In recent years, a movement within the fashion industry has made big brands like Old Navy seek to adapt to the vision of consumers, who increasingly demand social awareness and inclusion.
That is why, as a way to continue attracting consumers, the American retailer decided to expand its sizes to make anyone who wants to wear the brand, breaking down one of the barriers that still struggle within the dress industry.
Old Navy in action
The retail store will offer in its next releases sizes 0 to 20 and XS to 4X within all its feminine products in store and would even reach size 30 within online purchases.
In addition, as part of the breaking down of barriers, the “plus size” category will disappear to merge within women’s clothing in general, being a single destination for all clothing within the brand site owned by Gap Inc.

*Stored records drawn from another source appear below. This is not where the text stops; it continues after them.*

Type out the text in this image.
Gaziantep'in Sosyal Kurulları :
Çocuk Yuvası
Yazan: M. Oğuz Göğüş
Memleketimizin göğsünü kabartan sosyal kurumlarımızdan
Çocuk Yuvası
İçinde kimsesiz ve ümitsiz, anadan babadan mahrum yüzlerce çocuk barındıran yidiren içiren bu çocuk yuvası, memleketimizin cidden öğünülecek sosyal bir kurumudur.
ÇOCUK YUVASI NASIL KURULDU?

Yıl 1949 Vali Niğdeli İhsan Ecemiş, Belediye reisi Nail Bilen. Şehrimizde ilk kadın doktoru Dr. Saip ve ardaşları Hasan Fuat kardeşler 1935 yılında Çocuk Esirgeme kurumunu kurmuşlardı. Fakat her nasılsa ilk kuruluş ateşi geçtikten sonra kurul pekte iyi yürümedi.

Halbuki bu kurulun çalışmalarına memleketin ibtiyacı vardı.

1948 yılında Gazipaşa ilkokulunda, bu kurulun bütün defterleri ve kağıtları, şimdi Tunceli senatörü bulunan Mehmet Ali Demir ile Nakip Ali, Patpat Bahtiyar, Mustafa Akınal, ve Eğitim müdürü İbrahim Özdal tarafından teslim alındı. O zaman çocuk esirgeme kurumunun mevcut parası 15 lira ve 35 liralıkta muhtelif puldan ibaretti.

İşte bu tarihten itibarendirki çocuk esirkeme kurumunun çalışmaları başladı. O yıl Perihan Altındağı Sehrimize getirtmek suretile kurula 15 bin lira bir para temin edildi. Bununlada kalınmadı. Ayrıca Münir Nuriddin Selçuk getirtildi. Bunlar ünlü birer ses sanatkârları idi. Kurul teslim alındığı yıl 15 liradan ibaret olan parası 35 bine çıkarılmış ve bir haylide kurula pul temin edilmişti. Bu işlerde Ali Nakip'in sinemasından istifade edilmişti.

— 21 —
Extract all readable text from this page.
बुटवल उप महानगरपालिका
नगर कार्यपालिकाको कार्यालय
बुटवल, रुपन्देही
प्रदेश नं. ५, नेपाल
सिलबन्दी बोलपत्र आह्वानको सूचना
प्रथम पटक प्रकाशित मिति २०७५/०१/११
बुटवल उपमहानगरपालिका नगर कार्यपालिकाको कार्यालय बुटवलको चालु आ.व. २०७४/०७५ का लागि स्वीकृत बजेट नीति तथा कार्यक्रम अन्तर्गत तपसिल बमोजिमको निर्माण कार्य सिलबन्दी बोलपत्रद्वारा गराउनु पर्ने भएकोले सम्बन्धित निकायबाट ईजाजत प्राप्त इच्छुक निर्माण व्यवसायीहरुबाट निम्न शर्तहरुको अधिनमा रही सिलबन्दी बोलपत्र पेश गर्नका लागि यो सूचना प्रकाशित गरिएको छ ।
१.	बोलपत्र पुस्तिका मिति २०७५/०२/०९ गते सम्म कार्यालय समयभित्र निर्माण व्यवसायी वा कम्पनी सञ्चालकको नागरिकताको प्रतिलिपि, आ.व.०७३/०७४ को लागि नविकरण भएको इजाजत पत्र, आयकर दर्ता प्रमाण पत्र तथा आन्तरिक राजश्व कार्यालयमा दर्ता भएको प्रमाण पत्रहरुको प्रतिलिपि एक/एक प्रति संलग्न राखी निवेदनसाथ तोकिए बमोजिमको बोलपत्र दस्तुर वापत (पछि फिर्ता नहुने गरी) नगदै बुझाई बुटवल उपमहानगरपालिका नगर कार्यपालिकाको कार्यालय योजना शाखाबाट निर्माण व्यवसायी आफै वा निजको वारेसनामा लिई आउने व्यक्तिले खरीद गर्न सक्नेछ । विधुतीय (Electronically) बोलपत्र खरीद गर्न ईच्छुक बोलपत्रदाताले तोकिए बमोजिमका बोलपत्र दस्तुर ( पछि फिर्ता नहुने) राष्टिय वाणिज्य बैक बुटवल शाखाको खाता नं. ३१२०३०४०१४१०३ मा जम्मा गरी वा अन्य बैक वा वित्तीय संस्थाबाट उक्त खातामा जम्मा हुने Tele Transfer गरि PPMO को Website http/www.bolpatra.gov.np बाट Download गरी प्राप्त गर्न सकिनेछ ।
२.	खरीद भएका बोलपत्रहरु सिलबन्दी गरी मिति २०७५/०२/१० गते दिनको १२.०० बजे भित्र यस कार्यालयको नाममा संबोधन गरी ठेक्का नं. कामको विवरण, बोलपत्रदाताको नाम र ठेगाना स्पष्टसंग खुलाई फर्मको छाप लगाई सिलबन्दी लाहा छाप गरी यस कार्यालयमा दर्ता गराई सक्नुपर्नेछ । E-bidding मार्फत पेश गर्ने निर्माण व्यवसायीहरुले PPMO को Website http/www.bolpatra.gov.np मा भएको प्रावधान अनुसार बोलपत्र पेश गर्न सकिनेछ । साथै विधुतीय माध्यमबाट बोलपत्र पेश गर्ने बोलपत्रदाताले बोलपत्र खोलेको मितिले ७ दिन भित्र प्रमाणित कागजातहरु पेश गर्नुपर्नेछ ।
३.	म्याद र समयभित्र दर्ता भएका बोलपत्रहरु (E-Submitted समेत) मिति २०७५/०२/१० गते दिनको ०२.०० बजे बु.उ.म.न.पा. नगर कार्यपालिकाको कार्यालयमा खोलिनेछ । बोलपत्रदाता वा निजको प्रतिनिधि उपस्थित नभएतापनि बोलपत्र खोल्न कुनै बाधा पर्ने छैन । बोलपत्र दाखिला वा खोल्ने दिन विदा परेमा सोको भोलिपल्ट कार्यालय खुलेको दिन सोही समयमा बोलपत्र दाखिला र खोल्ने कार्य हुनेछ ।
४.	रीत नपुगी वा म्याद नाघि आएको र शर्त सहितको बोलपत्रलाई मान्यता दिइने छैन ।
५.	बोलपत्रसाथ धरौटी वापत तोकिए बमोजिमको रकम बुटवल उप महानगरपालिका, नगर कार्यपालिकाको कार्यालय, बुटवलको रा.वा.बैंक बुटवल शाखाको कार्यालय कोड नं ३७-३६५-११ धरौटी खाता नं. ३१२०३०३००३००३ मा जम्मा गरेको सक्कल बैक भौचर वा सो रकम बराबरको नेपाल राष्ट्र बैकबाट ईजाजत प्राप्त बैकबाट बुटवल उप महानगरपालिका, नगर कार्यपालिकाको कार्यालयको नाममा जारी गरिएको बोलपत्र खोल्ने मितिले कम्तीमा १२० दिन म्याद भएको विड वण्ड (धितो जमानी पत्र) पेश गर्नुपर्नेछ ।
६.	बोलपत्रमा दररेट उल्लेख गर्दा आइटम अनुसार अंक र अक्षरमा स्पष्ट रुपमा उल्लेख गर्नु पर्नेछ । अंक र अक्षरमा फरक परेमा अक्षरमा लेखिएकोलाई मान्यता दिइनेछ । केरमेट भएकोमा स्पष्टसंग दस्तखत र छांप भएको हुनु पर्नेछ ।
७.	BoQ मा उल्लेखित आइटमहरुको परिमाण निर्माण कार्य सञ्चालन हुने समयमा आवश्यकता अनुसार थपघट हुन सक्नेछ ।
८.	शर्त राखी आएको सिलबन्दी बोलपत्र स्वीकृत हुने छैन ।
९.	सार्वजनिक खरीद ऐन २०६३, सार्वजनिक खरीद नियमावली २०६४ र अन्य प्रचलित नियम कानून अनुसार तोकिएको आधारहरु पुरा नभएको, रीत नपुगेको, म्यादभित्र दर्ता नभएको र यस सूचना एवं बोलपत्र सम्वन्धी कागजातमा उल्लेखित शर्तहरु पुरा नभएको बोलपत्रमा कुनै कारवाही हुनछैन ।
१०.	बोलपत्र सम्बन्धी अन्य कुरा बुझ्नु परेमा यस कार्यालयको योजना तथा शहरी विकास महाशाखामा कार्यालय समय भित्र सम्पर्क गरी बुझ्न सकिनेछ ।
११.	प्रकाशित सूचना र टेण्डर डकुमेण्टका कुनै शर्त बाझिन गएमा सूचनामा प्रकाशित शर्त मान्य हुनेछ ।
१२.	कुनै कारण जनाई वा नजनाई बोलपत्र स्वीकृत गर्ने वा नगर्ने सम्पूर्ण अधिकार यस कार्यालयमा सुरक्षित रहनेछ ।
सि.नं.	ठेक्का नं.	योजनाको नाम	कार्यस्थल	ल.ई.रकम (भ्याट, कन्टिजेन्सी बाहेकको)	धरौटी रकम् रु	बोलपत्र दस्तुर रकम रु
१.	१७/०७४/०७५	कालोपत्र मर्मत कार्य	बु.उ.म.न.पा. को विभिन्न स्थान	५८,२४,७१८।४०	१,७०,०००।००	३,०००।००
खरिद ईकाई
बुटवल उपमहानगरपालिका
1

In the case of retail, the 1,200 Old Navy stores will also have a restructuring so that clothes stop being separated in a separate area, and new mannequins with different sizes such as 4, 12 and 18 will be placed.
For their part, employees received training on how to talk to clients about body positivity and inclusion.
It is worth mentioning that the brand has offered plus-size garments since 2004, but it was until 2018 that it debuted with stores dedicated to large sizes -barely 75-, so it is clear that now it seeks to make the effort much greater.
“When we started to understand the opportunity here, we realized a few years ago that we weren’t doing enough to really think about including size and how demographics are changing in the US,” said the CEO of Old Navy, Nancy Green, in an interview with CNBC.
“I have family members who wear large sizes and I can’t shop with them,” Green added. “And shopping is social. It is something that people want to do together ”.
Inclusion has a wide market
Figures from Coresight Research estimate that the value of the women’s plus size market in the US will increase to 32.3 billion in 2021, representing about 20.7 percent of the entire women’s clothing market.
With this in mind, it is clear that more and more brands are betting on squeezing the category, in an act of inclusion, but also as a market strategy with profitable profits.
However, Green told CNBC that adapting to this trend is not easy, because “it requires a lot of experience and knowledge, and it requires a lot of investment to be able to do it well.”
It is vital that brands know their main consumer to be able to work based on it, since each company has a different market, however, there is also a commitment to seek to approach a new market.
Today, consumers want clothing to be a reflection of their identity, personalized, but at the same time that everyone has the same options to choose their garments, with the same designs that are presented for people who do not require an extended size .
A spokesperson told CNBC that Old Navy searches for “plus” clothing are up 63 percent year-over-year, while the term is only one of the 100 most searched on the site.
At a time when Old Navy and other brands such as Athleta are key to boosting Gap’s business, it is clear that the change of direction could be the strategy for the ‘rebirth’ of these clothing retailers affected by social changes and the coronavirus pandemic.